Private mCocoaEventMonitorObj_ As cCocoaWindowEventMonitor 
End Class

Class cCocoaWindowEventMonitor
Inherits NSEventMonitorMBS

[code]
cCocoaWindowEventMonitor.LocalEvent:
Function LocalEvent(e as NSEventMBS) As NSEventMBS
Declare sub performWindowDragWithEvent Lib “AppKit” Selector “performWindowDragWithEvent:” (windowHandle As Integer, eventHandle As Integer)

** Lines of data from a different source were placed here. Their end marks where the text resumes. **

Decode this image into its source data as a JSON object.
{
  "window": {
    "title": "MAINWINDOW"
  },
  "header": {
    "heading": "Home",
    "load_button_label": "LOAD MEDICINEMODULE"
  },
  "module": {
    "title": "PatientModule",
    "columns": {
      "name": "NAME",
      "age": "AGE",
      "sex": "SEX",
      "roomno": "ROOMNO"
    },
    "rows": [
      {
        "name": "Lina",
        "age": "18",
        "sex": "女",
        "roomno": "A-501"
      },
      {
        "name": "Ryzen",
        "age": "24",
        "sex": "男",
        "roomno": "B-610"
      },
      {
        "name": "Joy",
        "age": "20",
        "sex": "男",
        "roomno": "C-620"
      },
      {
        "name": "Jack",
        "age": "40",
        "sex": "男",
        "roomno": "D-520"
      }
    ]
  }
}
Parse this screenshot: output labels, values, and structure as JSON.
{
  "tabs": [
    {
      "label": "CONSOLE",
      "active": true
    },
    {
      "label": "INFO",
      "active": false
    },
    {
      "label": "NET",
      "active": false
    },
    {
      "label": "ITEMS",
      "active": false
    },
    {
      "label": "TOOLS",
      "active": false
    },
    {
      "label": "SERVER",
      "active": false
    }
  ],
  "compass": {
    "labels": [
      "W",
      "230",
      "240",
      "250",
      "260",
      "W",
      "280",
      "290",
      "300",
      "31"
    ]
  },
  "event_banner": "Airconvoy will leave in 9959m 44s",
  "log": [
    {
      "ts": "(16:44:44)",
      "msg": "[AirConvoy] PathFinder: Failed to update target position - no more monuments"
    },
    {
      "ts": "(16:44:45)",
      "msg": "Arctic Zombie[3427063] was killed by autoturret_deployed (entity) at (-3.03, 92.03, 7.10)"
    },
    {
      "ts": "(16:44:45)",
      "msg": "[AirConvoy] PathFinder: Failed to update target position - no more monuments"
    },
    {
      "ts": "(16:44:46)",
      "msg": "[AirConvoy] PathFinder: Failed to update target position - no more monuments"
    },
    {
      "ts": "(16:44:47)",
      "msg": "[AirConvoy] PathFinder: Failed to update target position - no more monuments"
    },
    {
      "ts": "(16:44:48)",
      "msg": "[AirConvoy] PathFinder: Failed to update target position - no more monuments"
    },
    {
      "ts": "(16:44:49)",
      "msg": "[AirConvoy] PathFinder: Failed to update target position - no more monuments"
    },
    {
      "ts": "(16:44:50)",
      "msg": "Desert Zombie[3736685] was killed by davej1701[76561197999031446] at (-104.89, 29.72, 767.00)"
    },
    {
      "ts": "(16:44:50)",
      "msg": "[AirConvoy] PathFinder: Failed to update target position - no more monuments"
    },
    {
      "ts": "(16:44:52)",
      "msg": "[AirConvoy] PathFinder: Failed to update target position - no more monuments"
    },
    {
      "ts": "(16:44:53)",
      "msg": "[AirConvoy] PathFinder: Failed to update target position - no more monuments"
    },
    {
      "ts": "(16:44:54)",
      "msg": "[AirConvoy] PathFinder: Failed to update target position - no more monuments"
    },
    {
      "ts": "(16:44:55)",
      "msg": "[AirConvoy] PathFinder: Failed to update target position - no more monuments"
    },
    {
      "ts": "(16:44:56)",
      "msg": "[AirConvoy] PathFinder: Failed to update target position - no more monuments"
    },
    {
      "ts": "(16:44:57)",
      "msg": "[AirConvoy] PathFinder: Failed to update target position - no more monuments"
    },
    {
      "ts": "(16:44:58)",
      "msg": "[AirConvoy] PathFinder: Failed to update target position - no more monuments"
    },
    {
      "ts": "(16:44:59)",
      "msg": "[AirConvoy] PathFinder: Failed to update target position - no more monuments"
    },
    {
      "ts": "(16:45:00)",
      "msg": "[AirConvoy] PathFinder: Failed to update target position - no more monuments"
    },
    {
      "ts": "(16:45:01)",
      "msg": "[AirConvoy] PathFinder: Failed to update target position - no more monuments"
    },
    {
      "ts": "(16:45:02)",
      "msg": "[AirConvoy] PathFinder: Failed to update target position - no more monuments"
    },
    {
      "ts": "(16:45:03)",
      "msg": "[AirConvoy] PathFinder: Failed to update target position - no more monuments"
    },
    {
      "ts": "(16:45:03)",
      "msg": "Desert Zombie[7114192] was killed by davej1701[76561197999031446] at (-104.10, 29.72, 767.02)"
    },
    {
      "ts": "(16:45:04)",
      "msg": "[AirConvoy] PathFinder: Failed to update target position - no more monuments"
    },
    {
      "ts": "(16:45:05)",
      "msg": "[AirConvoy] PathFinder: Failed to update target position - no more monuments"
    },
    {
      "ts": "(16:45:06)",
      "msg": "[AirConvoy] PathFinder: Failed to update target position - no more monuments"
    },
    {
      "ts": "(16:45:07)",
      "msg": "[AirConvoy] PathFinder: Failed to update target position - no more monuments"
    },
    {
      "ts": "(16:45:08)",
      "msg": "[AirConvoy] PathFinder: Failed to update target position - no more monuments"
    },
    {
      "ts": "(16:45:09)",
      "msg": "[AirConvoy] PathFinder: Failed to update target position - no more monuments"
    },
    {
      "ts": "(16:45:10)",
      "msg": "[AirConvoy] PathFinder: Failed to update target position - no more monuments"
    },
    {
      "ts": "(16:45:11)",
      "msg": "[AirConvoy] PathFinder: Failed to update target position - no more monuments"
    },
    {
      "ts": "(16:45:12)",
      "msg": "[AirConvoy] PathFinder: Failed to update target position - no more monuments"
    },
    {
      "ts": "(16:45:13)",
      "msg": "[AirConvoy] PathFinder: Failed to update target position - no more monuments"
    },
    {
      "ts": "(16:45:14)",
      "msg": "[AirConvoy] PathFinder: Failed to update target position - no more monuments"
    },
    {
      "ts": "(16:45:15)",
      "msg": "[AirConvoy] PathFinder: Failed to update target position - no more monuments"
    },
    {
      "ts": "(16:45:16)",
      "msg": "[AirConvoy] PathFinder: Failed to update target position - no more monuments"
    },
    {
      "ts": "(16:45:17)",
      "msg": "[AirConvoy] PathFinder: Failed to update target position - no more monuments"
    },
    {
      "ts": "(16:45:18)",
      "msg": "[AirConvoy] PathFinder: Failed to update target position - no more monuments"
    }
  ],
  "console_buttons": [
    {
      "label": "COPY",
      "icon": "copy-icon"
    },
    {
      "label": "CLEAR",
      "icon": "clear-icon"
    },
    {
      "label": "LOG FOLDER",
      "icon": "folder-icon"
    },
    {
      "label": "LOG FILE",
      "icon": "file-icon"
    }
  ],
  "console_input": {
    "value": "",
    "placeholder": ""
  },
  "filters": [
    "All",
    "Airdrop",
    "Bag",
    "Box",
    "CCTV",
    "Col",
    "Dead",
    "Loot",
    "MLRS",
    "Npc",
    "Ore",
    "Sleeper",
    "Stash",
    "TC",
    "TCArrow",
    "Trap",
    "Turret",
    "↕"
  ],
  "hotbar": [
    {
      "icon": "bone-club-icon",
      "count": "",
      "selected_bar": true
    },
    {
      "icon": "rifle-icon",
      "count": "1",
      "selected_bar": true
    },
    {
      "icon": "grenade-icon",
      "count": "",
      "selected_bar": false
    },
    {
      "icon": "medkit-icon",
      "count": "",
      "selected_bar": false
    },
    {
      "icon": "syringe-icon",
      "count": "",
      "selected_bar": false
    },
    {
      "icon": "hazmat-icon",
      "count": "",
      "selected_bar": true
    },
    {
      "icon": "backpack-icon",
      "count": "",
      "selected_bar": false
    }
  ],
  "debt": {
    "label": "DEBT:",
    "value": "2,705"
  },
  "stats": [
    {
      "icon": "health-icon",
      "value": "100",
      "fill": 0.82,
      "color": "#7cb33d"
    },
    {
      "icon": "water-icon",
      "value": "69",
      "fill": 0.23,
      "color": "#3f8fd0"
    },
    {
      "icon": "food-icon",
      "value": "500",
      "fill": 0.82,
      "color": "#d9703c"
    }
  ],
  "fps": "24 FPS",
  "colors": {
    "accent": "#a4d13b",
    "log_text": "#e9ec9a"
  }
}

Dim userWindowClicked As Window
Dim count As Int32
Dim i As Int32
Dim clickY As Int32

'determine if we have clicked in a user window (ie: not an alert)
userWindowClicked = Nil
count = WindowCount - 1
For i = 0 To count
If Window(i).NSWindowMBS = e.window Then
userWindowClicked = Window(i)
Exit For
End If
Next

'continue if we have clicked in a user window
If userWindowClicked <> Nil Then
If (e.type = NSEventMBS.NSLeftMouseDown) Or (e.type = NSEventMBS.NSRightMouseDown) Or (e.type = NSEventMB S.NSOtherMouseDown) Then
clickY = userWindowClicked.Bounds.Height - e.locationInWindow.Y
If clickY <= (userWindowClicked.Top - userWindowClicked.Bounds.Top) Then
'clicked in the title bar
If e.locationInWindow.x > 200 Then
'clicked in an area we allow dragging so start the drag
performWindowDragWithEvent(e.window.Handle, e.Handle)
End If
End If
End If
End If

'return the event unmodified
Return e
End Function
End Class[/code][/quote]

This is also a clever idea. I was approaching the problem backwards, trying to stop the click when necessary. My concern with this code is it assumes dragging is the only thing possible from the titlebar. Things like a double click to minimize based on system settings would end up being blocked. So I was going to take the idea and set Movable to false in the mouse down from NSEventMonitor, but I have a feeling using Xojo’s MouseMove will work and be simpler. Thank you though, it gives me another possibility if the mouse move idea doesn’t work.

Just an update, setting Movable in MouseMove seems to work flawlessly. Thanks for the idea @Jonathan Ashwell!

I had to solve just this, and I did it by putting a canvas in the areas where I didn’t want it to be dragged, on the mouse enter event, I disable drag and mouse exit, re-enable it.